Farrell angered after Castillo fails to run out grounder

The Red Sox signed Cuban outfielder Rusney Castillo to a seven-year, $72.5 million contract bn August 2014. Over parts of three seasons, the 29-year-old has a .679 OPS across 337 plate appearances in the majors and spent the vast majority of the 2016 season at Triple-A Pawtucket.

Castillo had a chance to start things off on the right foot in 2017, but that ship has already sailed. On Thursday against Northeastern at JetBlue Park, Castillo didn’t run out a routine ground ball. He claims he lost track of the outs. Manager John Farrell isn’t happy about the situation. Via Evan Drellich of the Boston Herald:

“Disappointing for a couple of reasons,” Sox manager John Farrell said. “One, he has lost the number of outs. Still, regardless of another of outs, getting down the line is controllable. And for a player in his situation, every little aspect of the game is important.
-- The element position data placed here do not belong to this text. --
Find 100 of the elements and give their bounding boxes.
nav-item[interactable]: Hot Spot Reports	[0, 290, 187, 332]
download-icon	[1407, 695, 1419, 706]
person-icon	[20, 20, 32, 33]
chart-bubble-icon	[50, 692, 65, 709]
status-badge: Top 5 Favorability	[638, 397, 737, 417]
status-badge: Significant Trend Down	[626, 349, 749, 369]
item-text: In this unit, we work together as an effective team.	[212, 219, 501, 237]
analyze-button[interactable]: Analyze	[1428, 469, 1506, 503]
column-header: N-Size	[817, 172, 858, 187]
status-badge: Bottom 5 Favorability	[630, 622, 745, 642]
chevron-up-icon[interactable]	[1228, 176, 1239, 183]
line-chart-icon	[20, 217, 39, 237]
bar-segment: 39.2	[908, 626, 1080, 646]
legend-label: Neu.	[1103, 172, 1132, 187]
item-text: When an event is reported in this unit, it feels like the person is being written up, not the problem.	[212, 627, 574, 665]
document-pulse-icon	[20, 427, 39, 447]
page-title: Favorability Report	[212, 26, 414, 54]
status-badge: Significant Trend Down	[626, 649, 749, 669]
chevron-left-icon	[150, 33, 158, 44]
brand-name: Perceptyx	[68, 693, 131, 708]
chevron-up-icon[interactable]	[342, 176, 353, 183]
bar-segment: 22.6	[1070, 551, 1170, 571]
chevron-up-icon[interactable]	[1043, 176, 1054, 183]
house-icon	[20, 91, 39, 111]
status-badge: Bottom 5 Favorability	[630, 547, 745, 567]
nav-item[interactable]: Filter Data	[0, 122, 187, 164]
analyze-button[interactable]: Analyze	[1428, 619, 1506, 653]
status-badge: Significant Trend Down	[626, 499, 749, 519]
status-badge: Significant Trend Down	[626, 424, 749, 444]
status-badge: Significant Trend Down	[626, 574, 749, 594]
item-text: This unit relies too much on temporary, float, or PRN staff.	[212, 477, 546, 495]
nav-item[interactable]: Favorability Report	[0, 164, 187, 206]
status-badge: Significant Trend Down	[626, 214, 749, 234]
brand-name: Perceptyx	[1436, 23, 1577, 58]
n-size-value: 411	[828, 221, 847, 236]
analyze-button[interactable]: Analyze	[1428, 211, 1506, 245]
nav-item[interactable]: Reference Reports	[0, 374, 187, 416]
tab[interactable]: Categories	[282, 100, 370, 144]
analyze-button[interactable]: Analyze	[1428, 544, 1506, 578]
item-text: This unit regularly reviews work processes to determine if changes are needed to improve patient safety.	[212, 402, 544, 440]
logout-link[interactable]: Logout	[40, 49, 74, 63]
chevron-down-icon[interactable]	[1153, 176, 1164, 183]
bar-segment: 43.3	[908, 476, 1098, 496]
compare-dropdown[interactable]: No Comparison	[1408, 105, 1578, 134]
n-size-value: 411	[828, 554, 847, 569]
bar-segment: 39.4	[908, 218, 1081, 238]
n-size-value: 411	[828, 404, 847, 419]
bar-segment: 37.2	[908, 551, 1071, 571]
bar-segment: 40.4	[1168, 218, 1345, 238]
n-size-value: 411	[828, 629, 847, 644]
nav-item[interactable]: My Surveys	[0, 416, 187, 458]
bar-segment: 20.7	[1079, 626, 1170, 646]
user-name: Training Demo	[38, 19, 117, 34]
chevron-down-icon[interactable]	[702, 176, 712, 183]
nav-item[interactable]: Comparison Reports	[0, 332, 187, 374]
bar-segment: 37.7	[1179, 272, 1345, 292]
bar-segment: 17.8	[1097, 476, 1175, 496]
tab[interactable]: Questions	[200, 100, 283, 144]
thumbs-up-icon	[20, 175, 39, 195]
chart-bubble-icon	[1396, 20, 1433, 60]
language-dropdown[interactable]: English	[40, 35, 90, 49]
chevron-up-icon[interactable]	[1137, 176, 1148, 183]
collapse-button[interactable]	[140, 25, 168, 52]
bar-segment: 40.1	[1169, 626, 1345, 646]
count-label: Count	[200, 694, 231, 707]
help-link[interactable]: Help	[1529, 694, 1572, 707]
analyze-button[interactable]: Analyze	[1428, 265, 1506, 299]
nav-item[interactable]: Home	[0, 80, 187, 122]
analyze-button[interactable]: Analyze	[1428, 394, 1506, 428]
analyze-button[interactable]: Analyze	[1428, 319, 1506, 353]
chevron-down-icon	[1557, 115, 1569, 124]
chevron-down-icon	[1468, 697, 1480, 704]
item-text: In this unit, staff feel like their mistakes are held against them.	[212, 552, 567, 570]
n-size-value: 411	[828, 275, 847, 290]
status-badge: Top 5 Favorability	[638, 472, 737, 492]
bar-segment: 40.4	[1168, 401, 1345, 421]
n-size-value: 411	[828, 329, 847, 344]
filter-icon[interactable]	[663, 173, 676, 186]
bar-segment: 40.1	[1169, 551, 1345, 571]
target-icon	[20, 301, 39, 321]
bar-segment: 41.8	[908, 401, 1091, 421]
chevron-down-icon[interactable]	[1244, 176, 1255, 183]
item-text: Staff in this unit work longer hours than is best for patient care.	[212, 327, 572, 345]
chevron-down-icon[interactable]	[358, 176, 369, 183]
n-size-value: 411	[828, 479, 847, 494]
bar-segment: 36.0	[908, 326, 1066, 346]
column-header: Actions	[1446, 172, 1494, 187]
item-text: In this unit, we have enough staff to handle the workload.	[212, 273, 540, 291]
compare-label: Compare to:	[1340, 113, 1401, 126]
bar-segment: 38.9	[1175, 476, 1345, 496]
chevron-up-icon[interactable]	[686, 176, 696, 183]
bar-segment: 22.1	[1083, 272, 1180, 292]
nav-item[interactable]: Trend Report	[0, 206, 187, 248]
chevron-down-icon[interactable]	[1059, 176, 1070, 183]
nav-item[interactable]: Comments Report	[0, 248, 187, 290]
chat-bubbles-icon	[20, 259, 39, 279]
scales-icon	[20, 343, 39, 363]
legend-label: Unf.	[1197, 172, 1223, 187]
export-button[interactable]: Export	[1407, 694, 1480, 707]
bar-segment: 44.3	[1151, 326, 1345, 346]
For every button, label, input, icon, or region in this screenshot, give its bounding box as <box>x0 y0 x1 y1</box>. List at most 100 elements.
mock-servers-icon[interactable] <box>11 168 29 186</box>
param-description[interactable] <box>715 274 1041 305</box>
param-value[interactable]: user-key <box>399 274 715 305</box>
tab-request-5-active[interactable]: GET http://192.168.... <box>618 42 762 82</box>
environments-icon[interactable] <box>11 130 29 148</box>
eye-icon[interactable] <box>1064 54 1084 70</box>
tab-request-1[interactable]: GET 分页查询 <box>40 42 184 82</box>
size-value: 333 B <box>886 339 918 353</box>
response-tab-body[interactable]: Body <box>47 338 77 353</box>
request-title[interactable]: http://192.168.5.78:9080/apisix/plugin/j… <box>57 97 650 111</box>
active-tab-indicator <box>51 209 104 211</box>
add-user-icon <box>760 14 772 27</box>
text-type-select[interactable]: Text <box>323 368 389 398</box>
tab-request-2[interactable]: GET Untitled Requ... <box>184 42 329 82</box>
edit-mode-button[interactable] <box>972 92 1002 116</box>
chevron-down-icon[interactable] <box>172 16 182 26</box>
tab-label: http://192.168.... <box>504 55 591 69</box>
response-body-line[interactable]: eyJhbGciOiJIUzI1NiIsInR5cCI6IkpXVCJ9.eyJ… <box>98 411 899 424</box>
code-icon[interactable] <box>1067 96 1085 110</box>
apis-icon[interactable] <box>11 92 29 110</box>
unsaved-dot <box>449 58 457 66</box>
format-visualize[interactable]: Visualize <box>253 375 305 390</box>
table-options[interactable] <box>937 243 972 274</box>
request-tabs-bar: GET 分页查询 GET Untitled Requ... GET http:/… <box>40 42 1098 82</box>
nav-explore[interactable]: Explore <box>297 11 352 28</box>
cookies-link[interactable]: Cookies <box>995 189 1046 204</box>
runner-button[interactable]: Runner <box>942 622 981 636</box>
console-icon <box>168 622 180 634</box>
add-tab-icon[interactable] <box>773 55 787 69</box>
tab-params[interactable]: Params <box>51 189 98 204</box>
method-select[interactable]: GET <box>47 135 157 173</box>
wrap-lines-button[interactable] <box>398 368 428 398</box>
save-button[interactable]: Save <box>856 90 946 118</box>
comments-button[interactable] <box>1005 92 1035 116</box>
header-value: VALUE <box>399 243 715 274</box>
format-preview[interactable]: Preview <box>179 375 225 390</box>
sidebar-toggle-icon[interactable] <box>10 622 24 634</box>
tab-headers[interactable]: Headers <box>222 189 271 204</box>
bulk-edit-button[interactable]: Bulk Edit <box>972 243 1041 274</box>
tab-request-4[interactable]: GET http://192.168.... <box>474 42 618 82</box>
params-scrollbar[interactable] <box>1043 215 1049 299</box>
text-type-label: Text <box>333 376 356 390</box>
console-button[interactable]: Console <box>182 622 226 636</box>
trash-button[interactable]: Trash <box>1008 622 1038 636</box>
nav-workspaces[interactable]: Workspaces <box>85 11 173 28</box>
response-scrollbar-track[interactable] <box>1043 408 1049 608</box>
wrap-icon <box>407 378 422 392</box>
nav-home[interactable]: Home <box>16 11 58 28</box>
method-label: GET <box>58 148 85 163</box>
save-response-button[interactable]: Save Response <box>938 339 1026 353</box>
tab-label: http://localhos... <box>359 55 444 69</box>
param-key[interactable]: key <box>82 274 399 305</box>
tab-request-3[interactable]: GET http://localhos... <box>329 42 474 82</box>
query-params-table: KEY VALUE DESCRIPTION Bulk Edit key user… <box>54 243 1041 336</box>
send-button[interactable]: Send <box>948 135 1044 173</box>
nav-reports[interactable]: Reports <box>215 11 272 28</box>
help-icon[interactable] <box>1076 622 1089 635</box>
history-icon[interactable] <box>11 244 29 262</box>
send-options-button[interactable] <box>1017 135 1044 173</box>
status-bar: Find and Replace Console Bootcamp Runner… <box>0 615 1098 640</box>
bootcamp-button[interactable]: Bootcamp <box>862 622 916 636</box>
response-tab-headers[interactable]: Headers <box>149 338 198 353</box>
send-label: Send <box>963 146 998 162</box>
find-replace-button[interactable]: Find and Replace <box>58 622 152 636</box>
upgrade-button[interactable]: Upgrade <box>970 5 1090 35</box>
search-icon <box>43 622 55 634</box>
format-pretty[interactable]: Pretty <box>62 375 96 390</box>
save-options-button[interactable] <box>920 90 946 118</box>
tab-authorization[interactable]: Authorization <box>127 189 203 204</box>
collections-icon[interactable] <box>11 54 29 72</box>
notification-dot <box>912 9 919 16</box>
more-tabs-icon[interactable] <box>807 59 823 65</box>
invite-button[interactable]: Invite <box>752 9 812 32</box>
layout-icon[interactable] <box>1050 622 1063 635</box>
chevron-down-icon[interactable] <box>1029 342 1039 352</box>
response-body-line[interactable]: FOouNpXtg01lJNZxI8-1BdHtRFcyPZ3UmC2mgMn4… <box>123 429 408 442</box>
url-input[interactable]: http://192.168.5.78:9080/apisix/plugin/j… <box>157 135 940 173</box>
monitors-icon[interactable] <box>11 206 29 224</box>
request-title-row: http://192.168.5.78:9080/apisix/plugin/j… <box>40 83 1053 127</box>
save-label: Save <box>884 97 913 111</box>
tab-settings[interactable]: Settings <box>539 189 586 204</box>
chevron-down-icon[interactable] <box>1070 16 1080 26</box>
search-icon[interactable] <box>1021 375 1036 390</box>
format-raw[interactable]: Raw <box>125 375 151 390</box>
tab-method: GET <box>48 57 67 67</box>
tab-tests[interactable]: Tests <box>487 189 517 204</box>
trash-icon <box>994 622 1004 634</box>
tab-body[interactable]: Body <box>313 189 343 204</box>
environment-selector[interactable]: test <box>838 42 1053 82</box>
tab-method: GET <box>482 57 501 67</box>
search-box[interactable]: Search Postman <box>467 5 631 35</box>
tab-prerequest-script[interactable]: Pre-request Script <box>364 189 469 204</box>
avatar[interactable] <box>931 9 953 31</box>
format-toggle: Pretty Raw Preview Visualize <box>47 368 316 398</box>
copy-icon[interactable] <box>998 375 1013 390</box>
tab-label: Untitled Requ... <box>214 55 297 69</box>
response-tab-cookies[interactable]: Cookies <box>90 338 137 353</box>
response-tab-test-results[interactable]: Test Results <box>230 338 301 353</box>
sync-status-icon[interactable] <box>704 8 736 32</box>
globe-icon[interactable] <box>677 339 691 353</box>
That’s something that was addressed in the moment. He needs to execute the game situation. And for that matter, every player. But that one obviously stood out.”

Everyone always makes far too big a deal about running out grounders. It’s a real nit to pick when it’s February 23 and your team just finished playing an exhibition game that is even more meaningless than the other exhibition games that will be played in the coming month.

That being said, Castillo has to prove himself to merit inclusion on the 25-man roster and that means dotting all his i’s and crossing all his t’s. Even if he went hitless all spring, Castillo could have at least said he couldn’t have done anything else better. But on day one, he already gave his team a reason to count him out.